67. Met deze uitlegging wordt immers de door artikel 7 van het Handvest voorgeschreven eerbiediging van het gezinsleven optimaal gewaarborgd, terwijl tegelijkertijd de lidstaten de vrijheid wordt gelaten om het huwelijk tussen personen van hetzelfde geslacht al dan niet toe te staan. Een tegengestelde uitlegging zou daarentegen neerkomen op een verschil in behandeling tussen getrouwde paren al naargelang zij van gelijk dan wel van verschillend geslacht zijn, aangezien geen enkele lidstaat het heterohuwelijk verbiedt. Een dergelijk op seksuele geaardheid gebaseerd verschil in behandeling zou onaanvaardbaar zijn, gelet op richtlijn 2004/38 en het Handvest, zoals dit moet worden uitgelegd in het licht van het EVRM.
c) Doel van richtlijn 2004/38
68. Ook het door richtlijn 2004/38 nagestreefde doel bevestigt dat de term „echtgenoot” aldus moet worden uitgelegd dat de seksuele geaardheid van de persoon er niet toe doet.
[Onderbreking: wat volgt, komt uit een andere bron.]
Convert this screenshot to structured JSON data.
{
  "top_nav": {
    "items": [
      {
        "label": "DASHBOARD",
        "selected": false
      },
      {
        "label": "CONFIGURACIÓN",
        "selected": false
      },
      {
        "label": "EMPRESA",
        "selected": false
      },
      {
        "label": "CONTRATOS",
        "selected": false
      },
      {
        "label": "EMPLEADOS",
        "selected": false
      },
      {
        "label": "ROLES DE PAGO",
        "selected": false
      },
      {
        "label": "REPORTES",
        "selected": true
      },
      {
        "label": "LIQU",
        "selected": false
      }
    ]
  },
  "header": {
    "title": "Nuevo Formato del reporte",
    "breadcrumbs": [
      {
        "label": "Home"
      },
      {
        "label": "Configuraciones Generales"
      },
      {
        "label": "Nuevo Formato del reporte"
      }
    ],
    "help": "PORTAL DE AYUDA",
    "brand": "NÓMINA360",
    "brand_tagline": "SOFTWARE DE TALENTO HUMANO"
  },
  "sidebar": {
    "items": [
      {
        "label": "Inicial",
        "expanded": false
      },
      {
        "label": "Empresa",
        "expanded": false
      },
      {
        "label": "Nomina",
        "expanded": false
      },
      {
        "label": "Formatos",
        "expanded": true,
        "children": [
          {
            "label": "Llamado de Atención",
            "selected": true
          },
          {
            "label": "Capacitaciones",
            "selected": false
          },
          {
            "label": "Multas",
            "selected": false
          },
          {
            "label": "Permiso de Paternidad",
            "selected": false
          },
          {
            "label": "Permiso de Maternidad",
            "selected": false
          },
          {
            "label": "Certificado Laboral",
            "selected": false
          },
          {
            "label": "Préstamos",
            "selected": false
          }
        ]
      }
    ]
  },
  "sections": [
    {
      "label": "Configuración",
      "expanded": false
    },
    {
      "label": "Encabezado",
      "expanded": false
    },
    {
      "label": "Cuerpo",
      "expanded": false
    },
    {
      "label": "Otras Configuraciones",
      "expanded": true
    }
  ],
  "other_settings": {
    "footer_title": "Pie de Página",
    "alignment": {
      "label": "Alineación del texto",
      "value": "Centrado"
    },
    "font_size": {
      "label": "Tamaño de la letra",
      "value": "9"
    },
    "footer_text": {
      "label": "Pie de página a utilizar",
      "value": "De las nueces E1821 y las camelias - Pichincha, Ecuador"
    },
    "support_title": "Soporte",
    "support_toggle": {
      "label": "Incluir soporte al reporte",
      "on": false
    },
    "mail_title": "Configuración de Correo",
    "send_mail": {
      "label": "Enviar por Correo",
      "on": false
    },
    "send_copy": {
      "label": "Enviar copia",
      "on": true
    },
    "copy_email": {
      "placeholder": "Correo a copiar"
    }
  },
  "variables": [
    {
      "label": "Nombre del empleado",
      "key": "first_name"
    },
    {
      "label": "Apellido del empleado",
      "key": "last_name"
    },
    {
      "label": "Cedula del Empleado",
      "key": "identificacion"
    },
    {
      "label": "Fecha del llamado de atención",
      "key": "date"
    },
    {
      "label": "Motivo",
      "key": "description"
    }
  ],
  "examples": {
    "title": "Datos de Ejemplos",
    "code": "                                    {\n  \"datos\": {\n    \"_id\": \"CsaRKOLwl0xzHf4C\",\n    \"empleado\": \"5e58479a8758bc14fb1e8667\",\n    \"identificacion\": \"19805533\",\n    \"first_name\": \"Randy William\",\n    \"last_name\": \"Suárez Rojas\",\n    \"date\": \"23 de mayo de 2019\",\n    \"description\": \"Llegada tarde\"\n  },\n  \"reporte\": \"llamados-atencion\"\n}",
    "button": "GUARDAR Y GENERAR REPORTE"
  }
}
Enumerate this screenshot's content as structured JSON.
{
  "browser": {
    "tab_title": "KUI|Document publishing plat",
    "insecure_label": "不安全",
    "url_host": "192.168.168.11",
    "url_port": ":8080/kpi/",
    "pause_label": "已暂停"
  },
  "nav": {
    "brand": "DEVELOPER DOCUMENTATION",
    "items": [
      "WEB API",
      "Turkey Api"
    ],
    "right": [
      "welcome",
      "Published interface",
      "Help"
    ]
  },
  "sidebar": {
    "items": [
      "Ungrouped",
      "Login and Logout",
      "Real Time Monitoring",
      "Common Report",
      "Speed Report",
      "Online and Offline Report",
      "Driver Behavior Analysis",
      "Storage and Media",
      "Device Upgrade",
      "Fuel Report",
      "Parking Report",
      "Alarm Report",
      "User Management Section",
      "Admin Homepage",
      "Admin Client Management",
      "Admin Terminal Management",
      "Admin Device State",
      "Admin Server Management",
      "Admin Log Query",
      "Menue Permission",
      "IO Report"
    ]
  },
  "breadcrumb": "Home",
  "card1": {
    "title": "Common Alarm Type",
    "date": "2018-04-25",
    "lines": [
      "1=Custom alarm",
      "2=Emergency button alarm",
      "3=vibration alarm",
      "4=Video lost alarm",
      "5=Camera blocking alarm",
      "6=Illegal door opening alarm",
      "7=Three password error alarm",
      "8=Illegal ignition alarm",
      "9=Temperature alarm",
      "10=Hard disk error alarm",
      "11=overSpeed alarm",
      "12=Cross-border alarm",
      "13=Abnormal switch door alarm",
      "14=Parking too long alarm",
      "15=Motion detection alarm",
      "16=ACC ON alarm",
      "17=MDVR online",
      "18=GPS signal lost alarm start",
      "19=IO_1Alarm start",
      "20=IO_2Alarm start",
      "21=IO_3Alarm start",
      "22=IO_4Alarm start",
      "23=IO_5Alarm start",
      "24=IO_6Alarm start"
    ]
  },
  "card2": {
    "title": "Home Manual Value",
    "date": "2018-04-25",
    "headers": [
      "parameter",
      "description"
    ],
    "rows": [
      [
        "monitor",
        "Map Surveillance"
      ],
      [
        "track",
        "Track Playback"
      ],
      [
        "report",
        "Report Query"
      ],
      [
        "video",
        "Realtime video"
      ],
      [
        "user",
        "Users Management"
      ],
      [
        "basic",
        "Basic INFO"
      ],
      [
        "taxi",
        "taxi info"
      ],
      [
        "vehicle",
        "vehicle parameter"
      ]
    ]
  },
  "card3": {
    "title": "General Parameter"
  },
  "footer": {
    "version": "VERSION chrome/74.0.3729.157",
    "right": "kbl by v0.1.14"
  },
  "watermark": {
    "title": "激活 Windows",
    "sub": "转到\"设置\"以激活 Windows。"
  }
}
69. Volgens vaste rechtspraak beoogt richtlijn 2004/38 immers de uitoefening van het fundamentele en individuele recht van vrij verkeer en verblijf op het grondgebied van de lidstaten, dat bij artikel 21, lid 1, VWEU rechtstreeks aan alle burgers van de Unie wordt verleend, te vergemakkelijken en te versterken.(55)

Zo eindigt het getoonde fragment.